The police eventually tracked the kidnappers to a rental house surrounded by farmland some 40 minutes drive south of where the couple was grabbed. The police raided the house and freed Balland—but his partner wasn’t there.

“We were convinced that they would actually be together. And well, when we realized that they were separated, that was really, really complicated," said Nicolas Bacca, another Ledger co-founder.

Balland’s partner wasn’t found until the next day, in the back of a stolen van an hour and a half north, after another ransom had been paid.

Paris prosecutor Laure Beccuau addresses a press conference after Balland and his partner were kidnapped from their home.

Fortunately, the ringleader had asked to be paid in a dollar-pegged cryptocurrency called tether that is possible to freeze. Since the Ledger team put in place a plan to do that as soon as the hostages were freed, they were able to claw back roughly 80% of the 3 million euro ransom they’d paid, and more in subsequent days, people familiar with the case said.

“We’ve lived through unimaginable violence," Balland said in a social-media post asking for privacy for his family. He temporarily changed his profile description on X to read, “Fingers: 9/10," according to a screenshot from the time.

It’s unclear how the attackers found Balland. His home address wasn’t leaked in the Ledger hack, a person familiar with the breach said.
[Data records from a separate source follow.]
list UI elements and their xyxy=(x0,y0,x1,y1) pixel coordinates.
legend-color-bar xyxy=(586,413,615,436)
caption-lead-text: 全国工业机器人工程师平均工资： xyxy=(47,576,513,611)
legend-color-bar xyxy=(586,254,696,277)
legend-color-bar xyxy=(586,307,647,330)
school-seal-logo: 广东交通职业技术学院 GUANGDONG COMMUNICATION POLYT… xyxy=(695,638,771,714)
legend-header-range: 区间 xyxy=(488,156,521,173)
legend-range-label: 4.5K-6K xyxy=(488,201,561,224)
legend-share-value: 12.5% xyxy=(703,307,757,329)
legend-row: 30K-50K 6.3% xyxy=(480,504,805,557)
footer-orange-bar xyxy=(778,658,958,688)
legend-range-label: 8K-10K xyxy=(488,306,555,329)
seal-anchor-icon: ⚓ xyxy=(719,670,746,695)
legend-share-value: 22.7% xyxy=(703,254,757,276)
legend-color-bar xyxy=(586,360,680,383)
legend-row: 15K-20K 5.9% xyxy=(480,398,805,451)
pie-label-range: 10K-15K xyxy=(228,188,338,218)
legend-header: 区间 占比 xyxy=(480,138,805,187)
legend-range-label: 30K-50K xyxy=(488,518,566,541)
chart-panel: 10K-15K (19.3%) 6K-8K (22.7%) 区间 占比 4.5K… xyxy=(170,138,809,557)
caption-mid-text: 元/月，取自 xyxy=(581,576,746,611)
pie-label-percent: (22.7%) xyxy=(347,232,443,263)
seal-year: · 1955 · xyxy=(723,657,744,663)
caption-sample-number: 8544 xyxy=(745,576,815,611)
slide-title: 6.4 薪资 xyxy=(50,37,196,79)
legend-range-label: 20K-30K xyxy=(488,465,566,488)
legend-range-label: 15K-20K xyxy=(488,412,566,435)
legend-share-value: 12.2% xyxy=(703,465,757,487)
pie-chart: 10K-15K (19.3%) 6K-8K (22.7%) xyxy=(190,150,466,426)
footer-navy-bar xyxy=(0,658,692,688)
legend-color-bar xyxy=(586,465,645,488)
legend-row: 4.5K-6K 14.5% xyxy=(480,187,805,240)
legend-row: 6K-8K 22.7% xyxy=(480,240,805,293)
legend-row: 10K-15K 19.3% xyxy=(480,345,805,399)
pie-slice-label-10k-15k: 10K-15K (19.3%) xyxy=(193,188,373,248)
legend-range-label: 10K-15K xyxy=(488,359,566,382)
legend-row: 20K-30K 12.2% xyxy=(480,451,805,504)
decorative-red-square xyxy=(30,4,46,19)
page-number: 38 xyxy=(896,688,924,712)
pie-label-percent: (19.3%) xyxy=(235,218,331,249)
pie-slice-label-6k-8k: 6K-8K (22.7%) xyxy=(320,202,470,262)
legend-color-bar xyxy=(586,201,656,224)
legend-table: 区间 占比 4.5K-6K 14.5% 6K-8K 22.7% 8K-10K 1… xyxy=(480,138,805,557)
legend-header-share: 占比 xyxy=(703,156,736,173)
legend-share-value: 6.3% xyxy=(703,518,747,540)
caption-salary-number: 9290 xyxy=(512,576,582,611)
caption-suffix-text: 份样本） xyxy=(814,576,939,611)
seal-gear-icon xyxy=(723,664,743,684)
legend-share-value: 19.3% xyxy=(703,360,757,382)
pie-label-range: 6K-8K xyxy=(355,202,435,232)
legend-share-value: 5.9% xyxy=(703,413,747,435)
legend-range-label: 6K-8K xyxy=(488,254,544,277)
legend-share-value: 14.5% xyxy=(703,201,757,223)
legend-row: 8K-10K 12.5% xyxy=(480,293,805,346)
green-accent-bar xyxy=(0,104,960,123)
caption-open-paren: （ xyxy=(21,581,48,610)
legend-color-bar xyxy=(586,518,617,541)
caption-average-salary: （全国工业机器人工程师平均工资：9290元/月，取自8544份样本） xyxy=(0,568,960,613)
Prosecutors in April filed preliminary charges against a man who people familiar with the case said was already being held in jail for charges related to the 2023 kidnapping of Desnos’s father, and who allegedly had helped organize Balland’s abduction while incarcerated. Investigators are still probing whether he was working for another boss, one of the people said.

Earlier this month, the father of another Malta-based crypto entrepreneur was abducted while he was walking his dog in Paris. One ransom demand showed the father getting a finger chopped off. Several people were arrested in that attack, all between the ages of 18 and 26, according to prosecutors.

Officials had to wait barely two weeks for another example to study.

On Tuesday, the Paymium CEO’s daughter only escaped by fighting back along with her husband, according to police, who said the gun brandished at the scene turned out to be a toy.

Éric Larchevêque, a co-founder of Ledger, in 2018.

“They’re doing as well as can be expected," Paymium CEO Pierre Noizat said of his daughter and son-in-law, whom he called a hero, in a televised interview on Friday morning. “He has a few stitches."

Noizat and others involved in prior attacks say the crime wave is shaking their faith in France’s ability to control criminal gangs and drug dealers.

Writing on X this week, Ledger’s Larchevêque decried what he called the “Mexicanization" of the country. “How many entrepreneurs, how many talented individuals, are seriously considering leaving a country that no longer protects its people?"